With Remix, certain code blocks execute on the server only, so you can access sensitive integrations without wiring up dedicated endpoints. Take a look at the example code posted above; that Airtable API code should not run client side because it would mean exposing all possible Airtable API operations to our user, including dropping the database. And it won’t because Remix doesn’t bundle the action block on the client.

Sure, functionally this is like a proxy since Remix packages the server block as an endpoint. But it doesn’t feel like one because Remix does all the work.

Cons of the Remix philosophy

Cloud coupling

We really appreciate that React, Vue, Svelte, Ember, and even Angular build into static files. Every cloud provider offers optimized file-serving services, so continuous-integration pipelines are simple: 1. build 2. synchronize dist with file-server.

Remix builds server and client code, therefore:

  1. Deployment is slightly more complicated.
  2. You can’t throw up your build onto an S3 and just expect it to work.
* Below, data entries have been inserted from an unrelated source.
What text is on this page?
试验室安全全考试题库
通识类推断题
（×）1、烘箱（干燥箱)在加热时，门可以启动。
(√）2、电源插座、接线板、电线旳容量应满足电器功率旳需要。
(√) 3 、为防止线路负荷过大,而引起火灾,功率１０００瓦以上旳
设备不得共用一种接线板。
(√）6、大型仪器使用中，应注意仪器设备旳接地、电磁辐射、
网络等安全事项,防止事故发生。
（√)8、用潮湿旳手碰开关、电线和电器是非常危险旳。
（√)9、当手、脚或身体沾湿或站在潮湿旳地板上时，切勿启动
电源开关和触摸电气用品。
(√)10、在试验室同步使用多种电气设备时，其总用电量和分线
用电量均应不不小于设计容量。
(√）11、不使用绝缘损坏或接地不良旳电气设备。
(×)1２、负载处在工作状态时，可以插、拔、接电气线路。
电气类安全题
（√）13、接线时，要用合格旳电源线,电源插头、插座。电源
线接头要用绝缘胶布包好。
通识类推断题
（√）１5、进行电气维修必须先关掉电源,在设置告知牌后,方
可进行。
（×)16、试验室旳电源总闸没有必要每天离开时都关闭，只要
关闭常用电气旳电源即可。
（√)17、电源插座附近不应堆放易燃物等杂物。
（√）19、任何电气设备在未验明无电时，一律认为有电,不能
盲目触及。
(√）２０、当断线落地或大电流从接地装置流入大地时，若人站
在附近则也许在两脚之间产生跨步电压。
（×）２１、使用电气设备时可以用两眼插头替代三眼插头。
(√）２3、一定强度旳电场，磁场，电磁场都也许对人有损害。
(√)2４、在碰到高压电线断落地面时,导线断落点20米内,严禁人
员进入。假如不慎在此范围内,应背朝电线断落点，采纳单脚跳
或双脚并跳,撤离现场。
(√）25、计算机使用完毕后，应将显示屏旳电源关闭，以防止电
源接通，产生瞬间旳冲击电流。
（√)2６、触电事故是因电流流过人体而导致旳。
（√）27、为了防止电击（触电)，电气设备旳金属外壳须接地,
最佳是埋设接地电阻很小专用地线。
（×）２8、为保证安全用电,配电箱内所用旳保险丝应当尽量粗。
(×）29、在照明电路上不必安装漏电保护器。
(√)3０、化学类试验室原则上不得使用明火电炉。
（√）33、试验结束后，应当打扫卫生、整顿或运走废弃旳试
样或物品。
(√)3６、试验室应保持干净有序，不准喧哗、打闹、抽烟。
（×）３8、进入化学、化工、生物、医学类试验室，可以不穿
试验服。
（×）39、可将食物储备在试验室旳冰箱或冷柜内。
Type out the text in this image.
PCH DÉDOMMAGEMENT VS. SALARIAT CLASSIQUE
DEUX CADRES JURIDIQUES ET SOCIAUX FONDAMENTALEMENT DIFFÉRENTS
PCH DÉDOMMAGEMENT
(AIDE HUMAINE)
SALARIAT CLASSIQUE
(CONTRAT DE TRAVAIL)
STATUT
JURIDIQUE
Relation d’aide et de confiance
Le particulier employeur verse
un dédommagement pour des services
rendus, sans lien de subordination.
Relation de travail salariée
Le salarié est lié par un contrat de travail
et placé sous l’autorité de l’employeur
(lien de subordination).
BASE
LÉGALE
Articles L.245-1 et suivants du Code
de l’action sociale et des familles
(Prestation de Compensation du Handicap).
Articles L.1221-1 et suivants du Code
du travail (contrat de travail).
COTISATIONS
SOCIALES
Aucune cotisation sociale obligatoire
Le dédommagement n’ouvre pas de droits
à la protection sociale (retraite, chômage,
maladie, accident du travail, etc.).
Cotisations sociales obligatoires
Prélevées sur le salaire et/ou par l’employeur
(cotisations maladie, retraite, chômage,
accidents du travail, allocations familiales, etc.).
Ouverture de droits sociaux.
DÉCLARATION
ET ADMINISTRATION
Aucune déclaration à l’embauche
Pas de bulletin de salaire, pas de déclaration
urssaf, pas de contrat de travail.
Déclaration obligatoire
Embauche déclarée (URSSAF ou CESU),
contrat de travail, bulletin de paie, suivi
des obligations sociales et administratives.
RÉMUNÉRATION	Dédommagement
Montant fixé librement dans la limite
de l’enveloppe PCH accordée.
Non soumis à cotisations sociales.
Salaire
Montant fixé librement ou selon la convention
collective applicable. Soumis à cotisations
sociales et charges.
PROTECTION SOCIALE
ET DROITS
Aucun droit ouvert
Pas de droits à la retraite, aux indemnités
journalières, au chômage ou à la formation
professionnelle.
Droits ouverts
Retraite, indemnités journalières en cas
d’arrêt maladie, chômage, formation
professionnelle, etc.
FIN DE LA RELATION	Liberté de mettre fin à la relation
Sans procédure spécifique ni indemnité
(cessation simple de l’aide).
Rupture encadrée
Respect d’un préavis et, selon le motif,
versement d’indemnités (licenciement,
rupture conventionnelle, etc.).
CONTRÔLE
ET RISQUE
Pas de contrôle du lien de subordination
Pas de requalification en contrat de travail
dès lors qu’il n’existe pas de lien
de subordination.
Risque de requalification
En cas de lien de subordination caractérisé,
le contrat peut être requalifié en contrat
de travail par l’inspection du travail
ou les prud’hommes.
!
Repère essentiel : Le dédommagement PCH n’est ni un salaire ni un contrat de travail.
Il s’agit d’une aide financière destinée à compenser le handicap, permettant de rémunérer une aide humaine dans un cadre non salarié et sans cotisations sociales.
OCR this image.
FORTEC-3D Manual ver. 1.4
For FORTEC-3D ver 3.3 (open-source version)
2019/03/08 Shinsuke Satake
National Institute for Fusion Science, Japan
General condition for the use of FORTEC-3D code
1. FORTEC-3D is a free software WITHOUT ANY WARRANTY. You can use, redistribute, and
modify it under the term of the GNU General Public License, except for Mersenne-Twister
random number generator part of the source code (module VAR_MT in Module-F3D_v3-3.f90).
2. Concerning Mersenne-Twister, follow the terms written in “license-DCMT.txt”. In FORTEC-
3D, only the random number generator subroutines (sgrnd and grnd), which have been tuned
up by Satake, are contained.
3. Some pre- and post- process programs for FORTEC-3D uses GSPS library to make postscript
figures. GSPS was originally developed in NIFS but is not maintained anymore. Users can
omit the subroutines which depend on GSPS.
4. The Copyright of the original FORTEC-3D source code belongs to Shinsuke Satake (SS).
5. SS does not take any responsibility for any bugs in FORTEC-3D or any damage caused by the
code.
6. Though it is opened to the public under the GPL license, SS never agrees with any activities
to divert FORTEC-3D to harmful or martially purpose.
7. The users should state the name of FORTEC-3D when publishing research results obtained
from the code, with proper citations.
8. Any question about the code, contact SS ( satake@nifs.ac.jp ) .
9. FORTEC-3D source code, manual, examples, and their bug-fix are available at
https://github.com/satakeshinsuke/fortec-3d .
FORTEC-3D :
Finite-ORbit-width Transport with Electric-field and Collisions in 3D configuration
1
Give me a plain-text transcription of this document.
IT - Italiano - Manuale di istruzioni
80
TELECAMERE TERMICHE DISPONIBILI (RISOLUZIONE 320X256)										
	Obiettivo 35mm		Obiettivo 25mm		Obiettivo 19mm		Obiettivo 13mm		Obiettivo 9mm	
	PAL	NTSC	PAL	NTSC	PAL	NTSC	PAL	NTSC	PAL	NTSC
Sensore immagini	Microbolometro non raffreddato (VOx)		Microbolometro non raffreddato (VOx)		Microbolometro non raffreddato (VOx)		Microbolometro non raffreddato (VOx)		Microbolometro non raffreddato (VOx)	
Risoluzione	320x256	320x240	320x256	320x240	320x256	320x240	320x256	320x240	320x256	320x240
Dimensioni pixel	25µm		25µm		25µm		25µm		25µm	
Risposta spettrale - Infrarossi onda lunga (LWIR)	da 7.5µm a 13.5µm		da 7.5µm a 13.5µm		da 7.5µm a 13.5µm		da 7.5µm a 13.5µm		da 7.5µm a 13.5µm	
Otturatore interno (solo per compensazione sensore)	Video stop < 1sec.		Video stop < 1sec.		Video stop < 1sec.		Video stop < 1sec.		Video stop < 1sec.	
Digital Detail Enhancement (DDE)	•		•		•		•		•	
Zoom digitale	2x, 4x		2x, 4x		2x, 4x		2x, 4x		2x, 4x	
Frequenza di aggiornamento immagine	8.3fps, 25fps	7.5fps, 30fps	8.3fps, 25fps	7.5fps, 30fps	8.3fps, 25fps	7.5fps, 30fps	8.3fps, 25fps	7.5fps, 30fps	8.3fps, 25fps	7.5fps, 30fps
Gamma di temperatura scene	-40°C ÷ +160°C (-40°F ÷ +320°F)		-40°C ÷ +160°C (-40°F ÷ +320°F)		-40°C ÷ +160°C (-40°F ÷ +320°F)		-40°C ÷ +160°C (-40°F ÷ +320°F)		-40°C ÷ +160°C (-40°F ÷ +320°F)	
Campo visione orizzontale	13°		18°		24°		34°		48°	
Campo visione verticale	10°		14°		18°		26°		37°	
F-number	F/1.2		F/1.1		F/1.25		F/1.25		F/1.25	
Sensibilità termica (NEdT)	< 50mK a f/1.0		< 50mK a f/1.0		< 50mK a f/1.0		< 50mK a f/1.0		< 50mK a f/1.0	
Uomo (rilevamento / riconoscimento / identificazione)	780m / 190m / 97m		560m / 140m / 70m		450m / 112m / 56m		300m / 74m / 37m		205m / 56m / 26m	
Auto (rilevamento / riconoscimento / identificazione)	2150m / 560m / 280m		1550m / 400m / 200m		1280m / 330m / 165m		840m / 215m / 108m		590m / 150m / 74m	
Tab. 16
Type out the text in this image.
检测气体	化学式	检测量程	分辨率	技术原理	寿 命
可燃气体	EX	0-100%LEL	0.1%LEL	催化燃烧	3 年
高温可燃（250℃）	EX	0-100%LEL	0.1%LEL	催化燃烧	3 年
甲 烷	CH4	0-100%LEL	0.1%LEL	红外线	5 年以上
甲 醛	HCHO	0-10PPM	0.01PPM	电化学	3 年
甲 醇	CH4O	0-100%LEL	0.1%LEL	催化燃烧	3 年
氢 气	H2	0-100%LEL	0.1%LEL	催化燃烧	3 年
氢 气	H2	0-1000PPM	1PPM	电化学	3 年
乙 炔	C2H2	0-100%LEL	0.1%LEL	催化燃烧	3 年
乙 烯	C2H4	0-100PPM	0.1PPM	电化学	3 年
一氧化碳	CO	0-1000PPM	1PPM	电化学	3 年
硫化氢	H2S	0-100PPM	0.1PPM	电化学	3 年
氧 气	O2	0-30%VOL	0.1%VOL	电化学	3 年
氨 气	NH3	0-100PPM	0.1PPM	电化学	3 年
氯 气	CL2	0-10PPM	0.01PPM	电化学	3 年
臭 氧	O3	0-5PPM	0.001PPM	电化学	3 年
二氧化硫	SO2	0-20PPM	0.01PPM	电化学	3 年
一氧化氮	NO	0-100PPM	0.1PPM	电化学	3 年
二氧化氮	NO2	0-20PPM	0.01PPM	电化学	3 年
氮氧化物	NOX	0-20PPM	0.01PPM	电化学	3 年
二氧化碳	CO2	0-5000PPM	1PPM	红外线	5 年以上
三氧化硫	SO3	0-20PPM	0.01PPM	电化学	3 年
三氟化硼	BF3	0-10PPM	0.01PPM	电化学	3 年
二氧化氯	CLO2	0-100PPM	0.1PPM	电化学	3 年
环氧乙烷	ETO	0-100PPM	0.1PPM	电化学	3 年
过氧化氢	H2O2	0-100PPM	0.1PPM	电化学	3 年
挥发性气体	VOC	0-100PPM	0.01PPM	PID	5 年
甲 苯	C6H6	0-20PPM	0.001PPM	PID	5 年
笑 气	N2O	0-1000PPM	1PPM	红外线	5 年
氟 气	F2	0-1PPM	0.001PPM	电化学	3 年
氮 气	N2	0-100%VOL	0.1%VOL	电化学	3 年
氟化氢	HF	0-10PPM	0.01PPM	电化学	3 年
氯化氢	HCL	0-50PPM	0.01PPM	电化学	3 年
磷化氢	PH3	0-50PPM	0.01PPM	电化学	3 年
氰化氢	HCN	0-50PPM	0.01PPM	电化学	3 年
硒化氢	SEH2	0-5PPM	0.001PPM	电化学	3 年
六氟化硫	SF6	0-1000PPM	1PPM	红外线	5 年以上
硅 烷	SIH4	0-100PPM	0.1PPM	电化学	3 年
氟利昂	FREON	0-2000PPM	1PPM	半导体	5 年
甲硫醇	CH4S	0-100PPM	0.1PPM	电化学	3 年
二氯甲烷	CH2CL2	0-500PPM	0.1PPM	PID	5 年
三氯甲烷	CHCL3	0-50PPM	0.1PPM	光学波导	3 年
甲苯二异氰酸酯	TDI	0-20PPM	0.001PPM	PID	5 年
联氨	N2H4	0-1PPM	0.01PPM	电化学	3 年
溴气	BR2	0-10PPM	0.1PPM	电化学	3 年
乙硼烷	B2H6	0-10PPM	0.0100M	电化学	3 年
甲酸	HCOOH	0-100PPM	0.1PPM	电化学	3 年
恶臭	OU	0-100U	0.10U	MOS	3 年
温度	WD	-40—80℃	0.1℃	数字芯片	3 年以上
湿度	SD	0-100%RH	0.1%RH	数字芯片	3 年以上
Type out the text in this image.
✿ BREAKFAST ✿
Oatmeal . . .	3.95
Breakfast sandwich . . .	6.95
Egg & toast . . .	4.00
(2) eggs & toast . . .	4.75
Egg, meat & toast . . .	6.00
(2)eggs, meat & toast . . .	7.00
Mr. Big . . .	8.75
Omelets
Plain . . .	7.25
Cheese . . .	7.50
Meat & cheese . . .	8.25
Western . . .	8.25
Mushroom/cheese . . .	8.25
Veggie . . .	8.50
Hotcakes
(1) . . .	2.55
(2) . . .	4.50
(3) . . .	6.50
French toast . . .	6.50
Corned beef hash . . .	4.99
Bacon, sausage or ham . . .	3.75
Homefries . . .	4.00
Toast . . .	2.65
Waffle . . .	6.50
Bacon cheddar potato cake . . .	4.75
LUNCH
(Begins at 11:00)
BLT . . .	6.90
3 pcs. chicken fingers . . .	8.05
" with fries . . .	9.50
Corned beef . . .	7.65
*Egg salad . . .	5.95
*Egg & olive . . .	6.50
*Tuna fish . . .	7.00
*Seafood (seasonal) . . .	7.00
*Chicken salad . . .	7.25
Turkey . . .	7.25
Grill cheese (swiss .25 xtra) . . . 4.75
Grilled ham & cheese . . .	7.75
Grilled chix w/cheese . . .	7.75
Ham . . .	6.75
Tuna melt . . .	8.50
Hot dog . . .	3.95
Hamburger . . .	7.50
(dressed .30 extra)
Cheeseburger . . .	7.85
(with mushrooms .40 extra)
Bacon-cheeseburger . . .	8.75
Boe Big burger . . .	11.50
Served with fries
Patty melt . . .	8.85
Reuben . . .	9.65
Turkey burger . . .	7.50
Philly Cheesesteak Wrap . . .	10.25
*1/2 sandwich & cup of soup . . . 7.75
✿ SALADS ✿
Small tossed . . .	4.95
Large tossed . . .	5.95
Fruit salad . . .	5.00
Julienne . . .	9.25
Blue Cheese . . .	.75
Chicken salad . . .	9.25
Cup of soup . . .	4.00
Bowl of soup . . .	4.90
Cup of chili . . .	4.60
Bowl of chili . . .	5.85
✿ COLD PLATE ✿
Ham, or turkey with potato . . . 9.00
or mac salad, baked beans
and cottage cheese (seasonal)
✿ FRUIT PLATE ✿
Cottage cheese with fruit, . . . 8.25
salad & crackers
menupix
We noticed that Remix includes build instructions that are cloud specific which takes some getting used to.

Lack of guardrails

With the SPA + REST API paradigm, even poorly architected code will take a familiar shape. The context-boundaries mean you know when you’re on the server and generally your responsibility.

Removing the guardrail between client and server increases the opportunity for programmatic abominations.

Conclusion

Based upon framework patterns we’ve seen over the years, we expect many developers to coalesce around Remix as they adjust to the paradigm. Specifically, we believe Remix will develop a brand like Tailwind.css: initially polarizing, and immensely popular among its power users. After years of incremental developments in web frameworks, we welcome its philosophical shift.